Nothing. Literally not one single thing. Not a sentence.
Greg Robinson likewise sums up her response to this criticism:
- [I]n response to my point that Malkin does not address the role of the long history of anti-Japanese American racism on the West Coast in events, she responds dismissively:
"As I explain above and in the book, there have been hundreds of books and dissertations on this topic. Why repeat what has already been said hundreds of times?"
It is ridiculous to say, as the author does, that because there is a preponderance of evidence of hysteria racial hostility towards Japanese Americans on the West Coast -- and that the pressure from West Coast political figures and commercial groups in Washington pushed the Executive branch in important ways -- that this need not be factored into the decision. It is for this reason that I stated, and I repeat, that Malkin's work is based in bad faith.
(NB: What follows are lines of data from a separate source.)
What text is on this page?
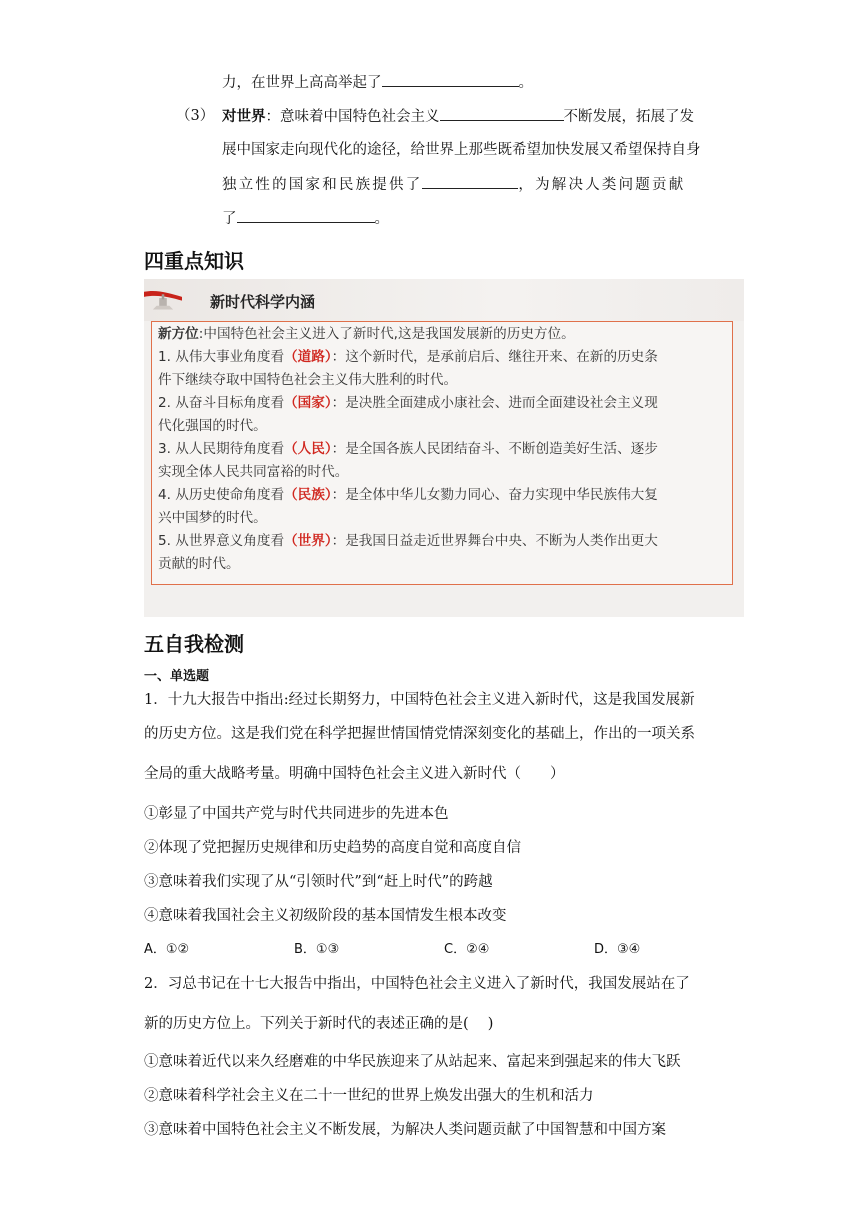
力，在世界上高高举起了	。
（3） 对世界：意味着中国特色社会主义	不断发展，拓展了发
展中国家走向现代化的途径，给世界上那些既希望加快发展又希望保持自身
独立性的国家和民族提供了	，为解决人类问题贡献
了	。
四重点知识
新时代科学内涵
新方位:中国特色社会主义进入了新时代,这是我国发展新的历史方位。
1. 从伟大事业角度看（道路）：这个新时代，是承前启后、继往开来、在新的历史条
件下继续夺取中国特色社会主义伟大胜利的时代。
2. 从奋斗目标角度看（国家）：是决胜全面建成小康社会、进而全面建设社会主义现
代化强国的时代。
3. 从人民期待角度看（人民）：是全国各族人民团结奋斗、不断创造美好生活、逐步
实现全体人民共同富裕的时代。
4. 从历史使命角度看（民族）：是全体中华儿女勠力同心、奋力实现中华民族伟大复
兴中国梦的时代。
5. 从世界意义角度看（世界）：是我国日益走近世界舞台中央、不断为人类作出更大
贡献的时代。
五自我检测
一、单选题
1．十九大报告中指出:经过长期努力，中国特色社会主义进入新时代，这是我国发展新
的历史方位。这是我们党在科学把握世情国情党情深刻变化的基础上，作出的一项关系
全局的重大战略考量。明确中国特色社会主义进入新时代（　　）
①彰显了中国共产党与时代共同进步的先进本色
②体现了党把握历史规律和历史趋势的高度自觉和高度自信
③意味着我们实现了从“引领时代”到“赶上时代”的跨越
④意味着我国社会主义初级阶段的基本国情发生根本改变
A．①②	B．①③	C．②④	D．③④
2．习总书记在十七大报告中指出，中国特色社会主义进入了新时代，我国发展站在了
新的历史方位上。下列关于新时代的表述正确的是(　 )
①意味着近代以来久经磨难的中华民族迎来了从站起来、富起来到强起来的伟大飞跃
②意味着科学社会主义在二十一世纪的世界上焕发出强大的生机和活力
③意味着中国特色社会主义不断发展，为解决人类问题贡献了中国智慧和中国方案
The case against 'racial profiling'
If Malkin hoped, in the end, to justify racial profiling by "debunking" the broadly accepted history of the internment, she failed miserably. Indeed, the internment episode remains stark evidence of the utter failure of racial profiling as a policy. The internment of Japanese Americans was, as I've noted previously, an unfathomable waste that is unlikely to have prevented a single case of sabotage or espionage:
- It demonstrably undermined the war effort, and proved not to be worth a penny of the billions of taxpayer dollars it wasted.
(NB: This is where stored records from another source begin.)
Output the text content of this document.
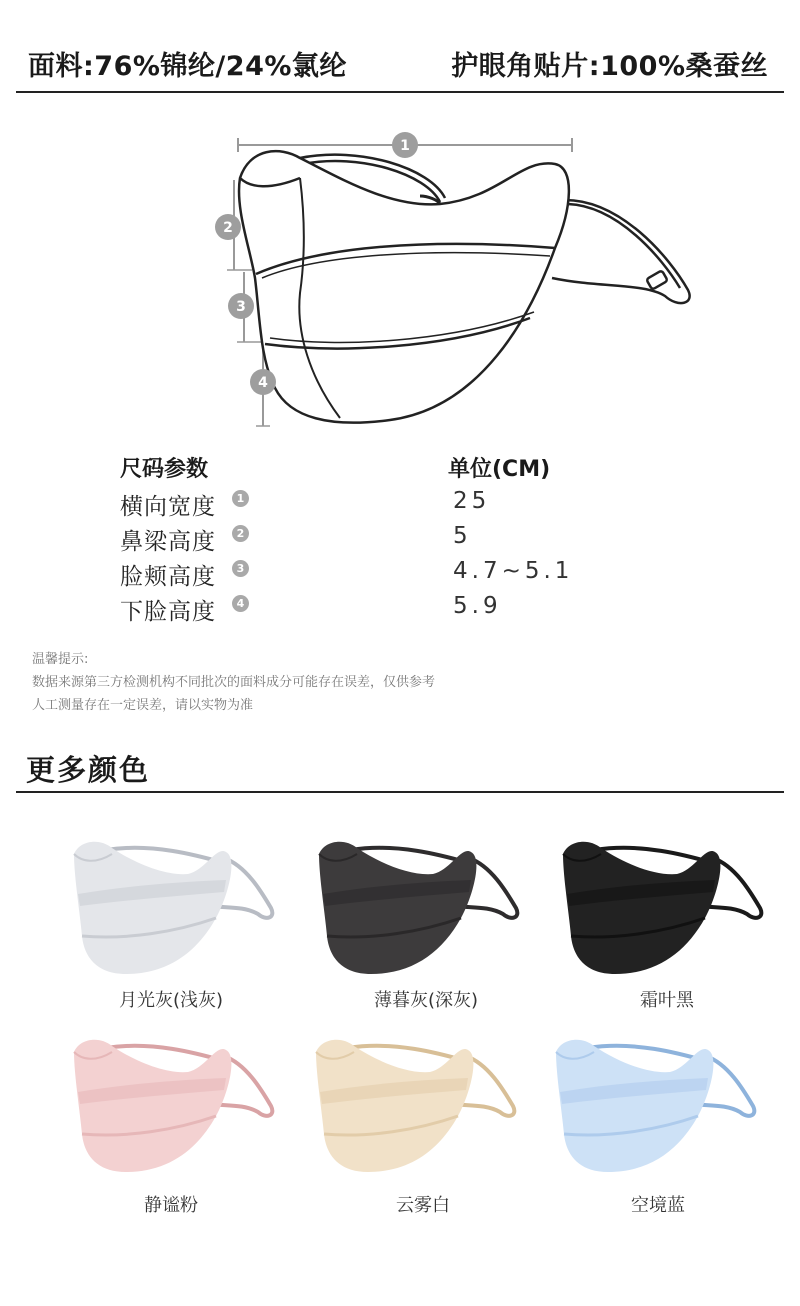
面料:76%锦纶/24%氯纶	护眼角贴片:100%桑蚕丝
1
2
3
4
尺码参数	单位(CM)
横向宽度	1	25
鼻梁高度	2	5
脸颊高度	3	4.7~5.1
下脸高度	4	5.9
温馨提示:
数据来源第三方检测机构不同批次的面料成分可能存在误差，仅供参考
人工测量存在一定误差，请以实物为准
更多颜色
月光灰(浅灰)	薄暮灰(深灰)	霜叶黑
静谧粉	云雾白	空境蓝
In addition to the hundreds of millions of dollars the actual enterprise itself cost -- rounding up 120,000 people by rail car and shipping them first to "assembly centers"; building ten "relocation centers" in remote locales, and then shipping the evacuees into them; maintaining and administering the centers for another three years, which included overseeing programs to help internees find work outside the camps; feeding the entire population of internees during this time; and then helping them to relocate near their former homes once the camps closed -- there were millions more in initial reparations costs, and then hundreds of millions more in the later reparations approved by Congress in the 1980s.
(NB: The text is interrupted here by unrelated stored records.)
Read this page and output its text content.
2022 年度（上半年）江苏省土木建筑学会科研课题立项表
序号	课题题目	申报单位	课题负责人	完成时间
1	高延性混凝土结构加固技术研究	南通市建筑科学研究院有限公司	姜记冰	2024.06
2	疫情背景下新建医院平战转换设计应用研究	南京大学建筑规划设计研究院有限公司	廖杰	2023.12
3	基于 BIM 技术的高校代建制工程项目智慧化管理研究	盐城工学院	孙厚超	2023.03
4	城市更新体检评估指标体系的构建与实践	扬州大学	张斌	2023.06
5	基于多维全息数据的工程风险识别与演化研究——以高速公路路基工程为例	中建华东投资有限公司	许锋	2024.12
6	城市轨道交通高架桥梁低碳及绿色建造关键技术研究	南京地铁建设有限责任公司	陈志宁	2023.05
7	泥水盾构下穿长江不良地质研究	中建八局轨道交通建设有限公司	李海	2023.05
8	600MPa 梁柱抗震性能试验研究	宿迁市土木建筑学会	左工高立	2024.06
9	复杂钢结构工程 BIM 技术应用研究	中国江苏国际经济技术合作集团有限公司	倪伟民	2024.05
At the same time, the Japanese population on the Pacific Coast actually was responsible for the production of nearly half of all the fresh produce that was grown for consumption on the Coast (the Japanese also shipped out a great deal of produce to the Midwest and East). Indeed, Nikkei farms held virtual monopolies in a number of crops, including peas, green beans and strawberries, and a nearly 80 percent of the lettuce market.
When these farmers were rounded up and interned, a handful of enterprising whites decided to try running their farms with the hope of making a killing from the crops. But labor was so short that not one of these enterprises lasted beyond about five weeks, and none of them had a successful harvest. Nearly all of these farms lay fallow for the next four years. This major loss of production of fresh vegetables clearly harmed the national war effort, and played an important role in triggering the rationing that came during the war years.
Would racial profiling of Muslims and Arabs really gain us anything, security-wise, in the long run? And would any of it be worth the price?
Michelle Malkin would have us think it would. Her case, though, is built on faulty method, faulty logic, faulty "facts", and an obviously faulty moral compass. Her book is best left shunned, untouched, and eventually, ignored.
Unfortunately, it will not be, at least as far as the "conservative movement" is concerned. Even if utterly discredited, Malkin's meme will continue to recirculate among the Fox News right, as well as more extremist elements. At some point it will become "received wisdom" as a talking point for right-wing pundits and radio talk-show hosts.
It is all, of course, yet another step -- following, you might say, in the footsteps of Ann Coulter's defense of McCarthyism in her screed Treason -- in the growing radicalization of the American mainstream right. I've written about this trend previously, and I hope to return to the subject again soon.